Trustees will also have to develop a risk management strategy and meet a requirement to maintain financial resources, either as trustee capital or as fund reserves, to cover the operational risks of the funds they manage.
Duties applying to individual directors of corporate trustees of superannuation funds will be separately identified. These duties include:
- acting honestly;
- exercising the degree of care, skill and diligence that a prudent superannuation entity director would;
- performing their duties and powers in the best interests of beneficiaries;
- where a conflict exists, giving priority to the duties to, and interests of, beneficiaries over other persons;
- not entering into a contract that would prevent the director or corporate trustee from properly performing their functions and powers; and
- exercising a reasonable degree of care and diligence for the purposes of ensuring that the corporate trustee carries out its duties.

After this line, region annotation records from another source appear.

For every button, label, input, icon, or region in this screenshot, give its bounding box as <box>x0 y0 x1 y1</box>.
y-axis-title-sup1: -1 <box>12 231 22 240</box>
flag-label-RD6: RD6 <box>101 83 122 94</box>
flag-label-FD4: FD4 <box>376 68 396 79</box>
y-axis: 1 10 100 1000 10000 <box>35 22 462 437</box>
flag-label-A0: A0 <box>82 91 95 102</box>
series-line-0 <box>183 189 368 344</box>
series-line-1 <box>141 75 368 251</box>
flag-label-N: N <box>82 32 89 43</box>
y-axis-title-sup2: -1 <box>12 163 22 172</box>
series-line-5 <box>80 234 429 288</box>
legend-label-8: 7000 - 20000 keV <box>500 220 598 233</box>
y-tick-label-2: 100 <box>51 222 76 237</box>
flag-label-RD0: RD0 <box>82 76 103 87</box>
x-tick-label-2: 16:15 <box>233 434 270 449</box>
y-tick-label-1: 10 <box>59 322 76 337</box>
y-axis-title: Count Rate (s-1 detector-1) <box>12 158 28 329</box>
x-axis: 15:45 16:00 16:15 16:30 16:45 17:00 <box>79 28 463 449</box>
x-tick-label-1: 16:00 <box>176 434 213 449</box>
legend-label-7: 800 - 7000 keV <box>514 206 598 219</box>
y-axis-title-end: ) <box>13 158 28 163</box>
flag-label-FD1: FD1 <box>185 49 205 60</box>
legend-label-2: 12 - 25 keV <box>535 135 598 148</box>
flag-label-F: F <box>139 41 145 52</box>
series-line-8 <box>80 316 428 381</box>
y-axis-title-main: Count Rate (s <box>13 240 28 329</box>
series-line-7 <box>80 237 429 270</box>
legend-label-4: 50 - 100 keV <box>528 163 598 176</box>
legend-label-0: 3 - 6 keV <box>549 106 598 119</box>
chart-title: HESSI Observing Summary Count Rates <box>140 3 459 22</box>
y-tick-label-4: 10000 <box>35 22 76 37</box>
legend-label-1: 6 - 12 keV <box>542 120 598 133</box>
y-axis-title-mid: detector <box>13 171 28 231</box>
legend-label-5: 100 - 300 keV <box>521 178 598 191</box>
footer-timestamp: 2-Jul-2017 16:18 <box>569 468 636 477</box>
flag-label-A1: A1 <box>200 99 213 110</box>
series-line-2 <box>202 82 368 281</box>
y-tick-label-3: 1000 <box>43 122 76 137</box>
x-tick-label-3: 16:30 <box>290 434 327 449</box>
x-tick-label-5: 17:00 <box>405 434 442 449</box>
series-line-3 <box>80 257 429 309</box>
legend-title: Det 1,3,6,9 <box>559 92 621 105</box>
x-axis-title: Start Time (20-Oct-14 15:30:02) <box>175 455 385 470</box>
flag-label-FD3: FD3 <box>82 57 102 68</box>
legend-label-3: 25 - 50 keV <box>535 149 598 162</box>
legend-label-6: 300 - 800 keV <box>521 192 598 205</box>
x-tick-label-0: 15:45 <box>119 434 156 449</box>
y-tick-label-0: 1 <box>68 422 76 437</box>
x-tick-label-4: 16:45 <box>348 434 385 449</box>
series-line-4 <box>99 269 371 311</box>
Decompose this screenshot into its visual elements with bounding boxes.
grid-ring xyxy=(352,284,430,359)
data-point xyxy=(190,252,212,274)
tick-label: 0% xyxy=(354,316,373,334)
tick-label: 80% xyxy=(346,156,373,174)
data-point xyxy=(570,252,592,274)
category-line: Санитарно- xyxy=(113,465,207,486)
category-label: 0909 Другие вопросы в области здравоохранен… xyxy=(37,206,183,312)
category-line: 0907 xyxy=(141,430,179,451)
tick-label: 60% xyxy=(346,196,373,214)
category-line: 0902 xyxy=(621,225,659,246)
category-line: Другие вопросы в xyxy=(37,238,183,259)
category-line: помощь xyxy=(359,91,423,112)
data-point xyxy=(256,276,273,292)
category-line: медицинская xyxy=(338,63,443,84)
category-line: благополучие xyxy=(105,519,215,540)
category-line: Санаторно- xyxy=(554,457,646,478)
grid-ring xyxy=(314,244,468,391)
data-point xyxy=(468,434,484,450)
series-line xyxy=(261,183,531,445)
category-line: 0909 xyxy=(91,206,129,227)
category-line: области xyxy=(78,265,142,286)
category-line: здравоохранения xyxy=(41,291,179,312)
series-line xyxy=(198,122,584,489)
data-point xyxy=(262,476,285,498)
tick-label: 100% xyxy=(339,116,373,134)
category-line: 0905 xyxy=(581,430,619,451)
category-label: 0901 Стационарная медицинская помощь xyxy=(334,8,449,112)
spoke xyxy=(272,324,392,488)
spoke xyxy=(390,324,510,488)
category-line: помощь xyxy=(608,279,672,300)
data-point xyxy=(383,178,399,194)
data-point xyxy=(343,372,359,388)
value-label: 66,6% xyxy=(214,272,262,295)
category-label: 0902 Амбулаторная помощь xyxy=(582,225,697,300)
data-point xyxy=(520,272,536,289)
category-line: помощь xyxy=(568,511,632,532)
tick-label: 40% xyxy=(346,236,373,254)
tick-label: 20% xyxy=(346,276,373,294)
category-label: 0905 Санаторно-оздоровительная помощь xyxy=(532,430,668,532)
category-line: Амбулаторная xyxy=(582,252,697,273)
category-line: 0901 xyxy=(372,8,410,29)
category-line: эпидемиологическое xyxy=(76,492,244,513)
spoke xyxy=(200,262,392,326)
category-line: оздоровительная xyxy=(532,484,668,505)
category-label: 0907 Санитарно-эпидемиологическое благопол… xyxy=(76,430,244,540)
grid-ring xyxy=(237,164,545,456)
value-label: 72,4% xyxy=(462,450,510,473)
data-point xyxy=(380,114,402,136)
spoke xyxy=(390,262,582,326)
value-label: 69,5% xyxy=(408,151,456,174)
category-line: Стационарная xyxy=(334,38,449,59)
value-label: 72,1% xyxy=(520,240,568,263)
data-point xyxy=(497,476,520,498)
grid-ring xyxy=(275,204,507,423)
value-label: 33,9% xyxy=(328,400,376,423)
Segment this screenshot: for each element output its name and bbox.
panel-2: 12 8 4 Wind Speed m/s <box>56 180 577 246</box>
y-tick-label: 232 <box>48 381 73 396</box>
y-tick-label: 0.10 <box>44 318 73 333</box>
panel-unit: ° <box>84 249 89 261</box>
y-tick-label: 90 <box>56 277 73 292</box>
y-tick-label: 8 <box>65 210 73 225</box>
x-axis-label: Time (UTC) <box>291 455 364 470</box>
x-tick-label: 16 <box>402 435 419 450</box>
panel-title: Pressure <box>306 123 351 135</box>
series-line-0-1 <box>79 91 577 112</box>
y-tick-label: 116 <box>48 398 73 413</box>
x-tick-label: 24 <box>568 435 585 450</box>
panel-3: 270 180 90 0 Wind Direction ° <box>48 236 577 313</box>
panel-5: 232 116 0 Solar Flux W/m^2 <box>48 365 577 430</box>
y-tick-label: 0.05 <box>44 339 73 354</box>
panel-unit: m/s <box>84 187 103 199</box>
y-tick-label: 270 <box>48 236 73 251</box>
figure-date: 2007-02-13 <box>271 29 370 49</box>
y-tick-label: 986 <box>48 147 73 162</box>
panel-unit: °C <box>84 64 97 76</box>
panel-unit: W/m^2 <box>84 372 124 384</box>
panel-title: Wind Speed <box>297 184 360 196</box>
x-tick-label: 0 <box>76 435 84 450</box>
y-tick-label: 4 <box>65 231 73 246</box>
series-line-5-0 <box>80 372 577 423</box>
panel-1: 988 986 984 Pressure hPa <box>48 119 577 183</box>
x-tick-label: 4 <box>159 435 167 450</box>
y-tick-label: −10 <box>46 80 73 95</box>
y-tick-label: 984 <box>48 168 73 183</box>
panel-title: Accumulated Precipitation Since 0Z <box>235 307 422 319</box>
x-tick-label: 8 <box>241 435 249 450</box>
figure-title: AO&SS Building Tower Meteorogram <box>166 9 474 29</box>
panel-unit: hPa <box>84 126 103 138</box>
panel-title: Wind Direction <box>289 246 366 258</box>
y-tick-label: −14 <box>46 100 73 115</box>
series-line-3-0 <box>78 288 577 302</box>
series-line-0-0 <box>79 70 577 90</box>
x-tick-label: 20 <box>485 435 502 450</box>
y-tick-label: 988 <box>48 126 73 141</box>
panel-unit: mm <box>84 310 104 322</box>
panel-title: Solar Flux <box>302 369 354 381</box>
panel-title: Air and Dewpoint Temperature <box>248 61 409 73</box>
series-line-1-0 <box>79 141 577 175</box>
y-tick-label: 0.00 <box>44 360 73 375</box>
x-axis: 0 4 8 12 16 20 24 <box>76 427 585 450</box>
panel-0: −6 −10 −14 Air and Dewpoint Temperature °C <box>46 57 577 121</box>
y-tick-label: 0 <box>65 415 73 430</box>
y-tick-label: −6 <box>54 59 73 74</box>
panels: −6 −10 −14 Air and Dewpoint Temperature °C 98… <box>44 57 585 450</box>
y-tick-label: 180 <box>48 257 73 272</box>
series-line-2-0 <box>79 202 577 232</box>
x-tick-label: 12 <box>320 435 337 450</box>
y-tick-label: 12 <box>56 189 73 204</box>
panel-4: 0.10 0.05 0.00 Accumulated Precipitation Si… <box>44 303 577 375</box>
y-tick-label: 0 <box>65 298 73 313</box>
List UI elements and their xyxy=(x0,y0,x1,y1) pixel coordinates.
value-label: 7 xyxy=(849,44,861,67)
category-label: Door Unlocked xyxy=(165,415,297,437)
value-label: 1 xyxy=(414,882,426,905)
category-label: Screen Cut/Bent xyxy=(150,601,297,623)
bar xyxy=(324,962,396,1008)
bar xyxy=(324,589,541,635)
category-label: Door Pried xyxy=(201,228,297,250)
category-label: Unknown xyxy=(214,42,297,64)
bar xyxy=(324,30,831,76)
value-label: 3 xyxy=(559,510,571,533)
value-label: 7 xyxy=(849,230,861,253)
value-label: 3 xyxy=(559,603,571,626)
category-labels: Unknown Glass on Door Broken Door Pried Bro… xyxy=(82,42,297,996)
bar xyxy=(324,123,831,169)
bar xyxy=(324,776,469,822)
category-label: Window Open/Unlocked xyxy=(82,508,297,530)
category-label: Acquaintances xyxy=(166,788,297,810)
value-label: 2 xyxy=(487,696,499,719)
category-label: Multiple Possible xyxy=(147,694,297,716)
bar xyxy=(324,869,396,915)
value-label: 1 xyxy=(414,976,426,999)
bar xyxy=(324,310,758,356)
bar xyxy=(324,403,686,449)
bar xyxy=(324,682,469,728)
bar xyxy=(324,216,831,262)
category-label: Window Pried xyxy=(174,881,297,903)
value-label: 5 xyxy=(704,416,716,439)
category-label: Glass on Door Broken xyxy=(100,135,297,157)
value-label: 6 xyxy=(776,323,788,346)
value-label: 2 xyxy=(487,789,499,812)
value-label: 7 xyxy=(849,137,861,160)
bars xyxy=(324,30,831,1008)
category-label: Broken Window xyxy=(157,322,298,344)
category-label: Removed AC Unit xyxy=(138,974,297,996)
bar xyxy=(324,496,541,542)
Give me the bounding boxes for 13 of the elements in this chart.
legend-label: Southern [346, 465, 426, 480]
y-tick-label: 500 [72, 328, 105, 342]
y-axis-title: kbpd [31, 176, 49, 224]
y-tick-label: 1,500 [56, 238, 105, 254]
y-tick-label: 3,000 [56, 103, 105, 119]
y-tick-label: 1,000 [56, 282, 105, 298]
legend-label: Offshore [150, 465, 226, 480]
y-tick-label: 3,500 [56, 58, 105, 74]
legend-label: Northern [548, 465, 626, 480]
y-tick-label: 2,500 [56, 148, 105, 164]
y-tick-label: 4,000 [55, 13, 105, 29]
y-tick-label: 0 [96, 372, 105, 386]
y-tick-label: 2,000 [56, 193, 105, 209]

These new requirements for trustees and directors will improve trustee decisions, fund efficiency and effectiveness, and thereby help grow member superannuation entitlements.
However, a trustee's responsibility will be no greater than the responsibility they owe to those members who accept the default MySuper product.
Therefore, trustees that are authorised by APRA to offer a MySuper product will also have additional obligations. This reflects that these members have effectively delegated all decisions for their superannuation to the trustee.
There will be a primary obligation to promote the financial interests of members of the MySuper product, in particular returns after the deduction of fees, costs and taxes.
A primary focus on the returns put into the pockets of members will ensure that members of a MySuper product can have the confidence that they will receive the maximum possible superannuation at retirement.
Supporting this obligation, a determination will have to be made on an annual basis whether a fund has sufficient assets and members for both the MySuper product and superannuation fund as a whole to continue to meet the obligation to promote the financial interests of members of the MySuper product.
Trustees will also have to clearly articulate a target investment return and a level of risk appropriate to the MySuper product. This highlights a trustee's obligation to focus on the returns to members after the deduction of fees, costs and taxes.
I am proud to introduce this bill today as it marks this government's ongoing commitment to improve the superannuation system for all Australians.
This is especially so given the government's historic commitment to increase the superannuation guarantee to 12 per cent, which combined with existing growth is expected to see superannuation assets in Australia reach $6.2 trillion by 2036.
Subsequent tranches of legislation will introduce further Stronger Super reforms that will improve system transparency.
Full details of the amendments are contained in the explanatory memorandum.